Bitcoin isn’t broken. Digital assets aren’t ending. What’s happening is exactly what should happen: a maturing risk asset is still recovering from the winter of 2022. It is currently correcting alongside other risk assets during uncertainty and position adjustment. The difference from April is this correction is narrower, specific to growth stocks and crypto, not broad market panic. That’s healthier.
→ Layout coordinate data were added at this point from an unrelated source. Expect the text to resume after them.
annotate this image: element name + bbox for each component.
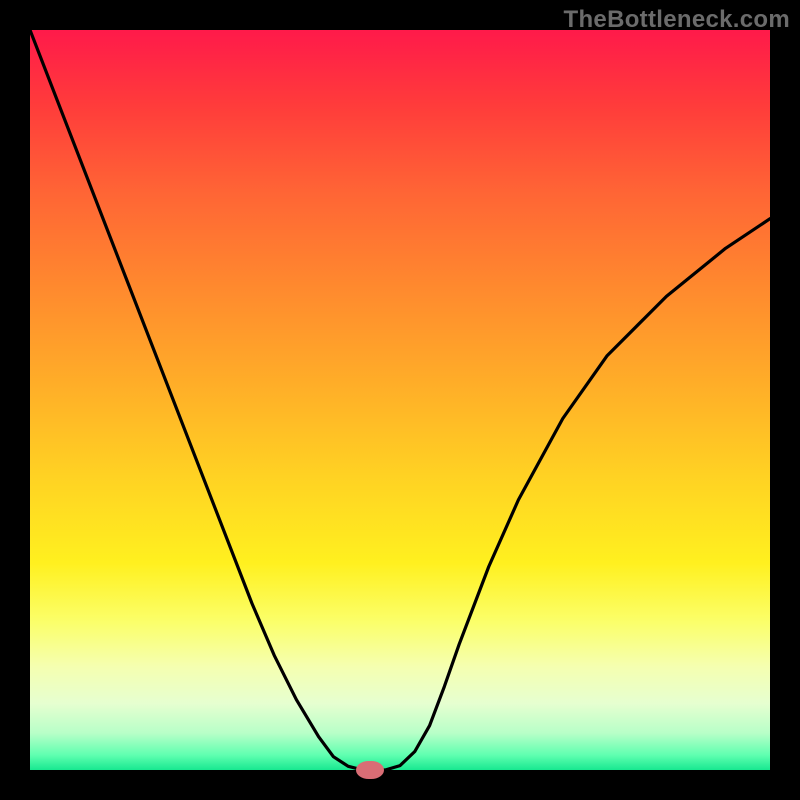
minimum-marker: [356, 761, 384, 779]
curve-svg: [30, 30, 770, 770]
chart-frame: TheBottleneck.com: [0, 0, 800, 800]
plot-area: [30, 30, 770, 770]
bottleneck-curve: [30, 30, 770, 770]
watermark-text: TheBottleneck.com: [564, 6, 790, 34]
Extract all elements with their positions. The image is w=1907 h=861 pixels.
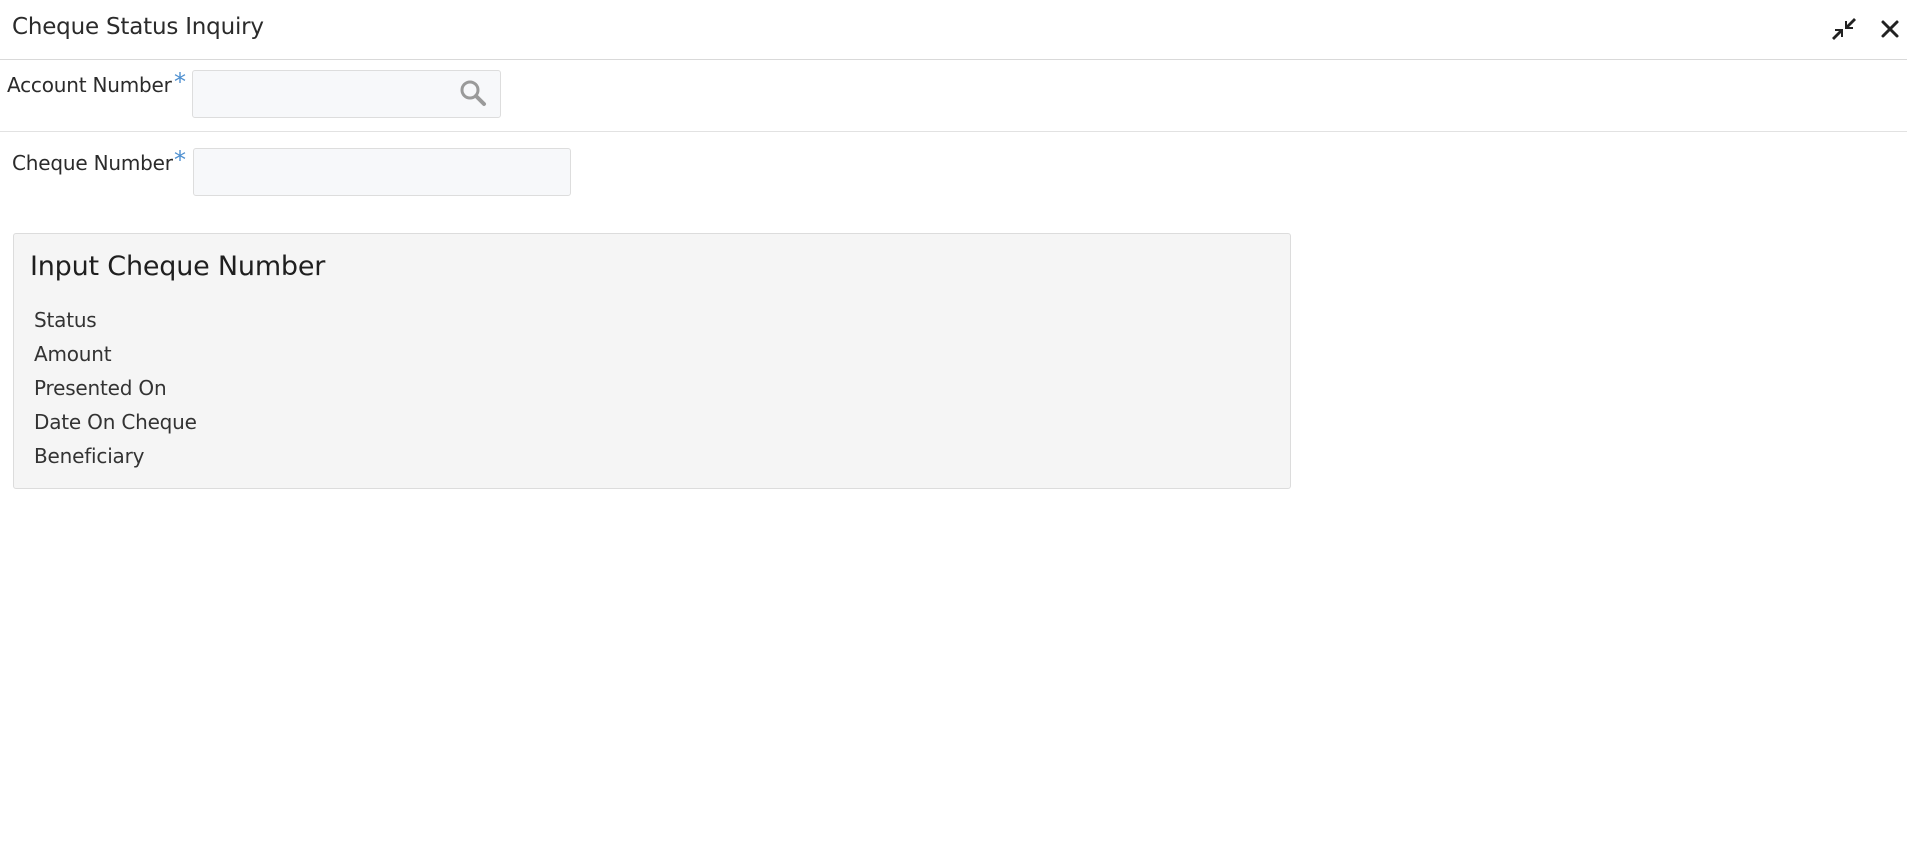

It means the market is differentiating. And it means the recovery, when it comes, will likely be sharper and more focused.
For those who can see it, this is the time to accumulate. Not recklessly, not with leverage, not with money you can’t afford to lose. But deliberately, thoughtfully, with conviction based on fundamentals rather than sentiment.
With AI driving the investment alpha, things will be volatile. There will be scary moments given the difficulties of governments trying to navigate this disruptive force.. There will be doubt. There will be headlines screaming about crashes and bear markets. Ignore them. Focus on the fundamentals. AI is the most important and powerful innovation of our lifetime and will bring better days in the years ahead.
By the time everyone sees the light, it’s too late to get positioned. There is an opportunity now for crypto, while the Fear and Greed index sits at 15, while the crowd is capitulating, while the tunnel is still dark.
Six months from now, just like with Liberation Day, the narrative around Bitcoin will be very different. We’ll look back at these prices and this sentiment and wonder why we ever doubted.
The light is there. You just have to be willing to see it.

Jordi - one potential piece you are missing is the emergence of BTC/Lightning and variants like Spark/David Marcus. Square and XXi with Tether are building the next great global monetary payment system all based on BTC. This is a sleepy area that the crowds have missed but near instant global payment/transfers with final settlement are being enabled on BTC. ACH/International transfers, remittances will be rendered almost free. All of this is open source (perhaps not Spark) and I suspect Strategy/Saylor will play as well.
🙏 for not putting your musings / insights behind a pay wall. I enjoy reading your writings.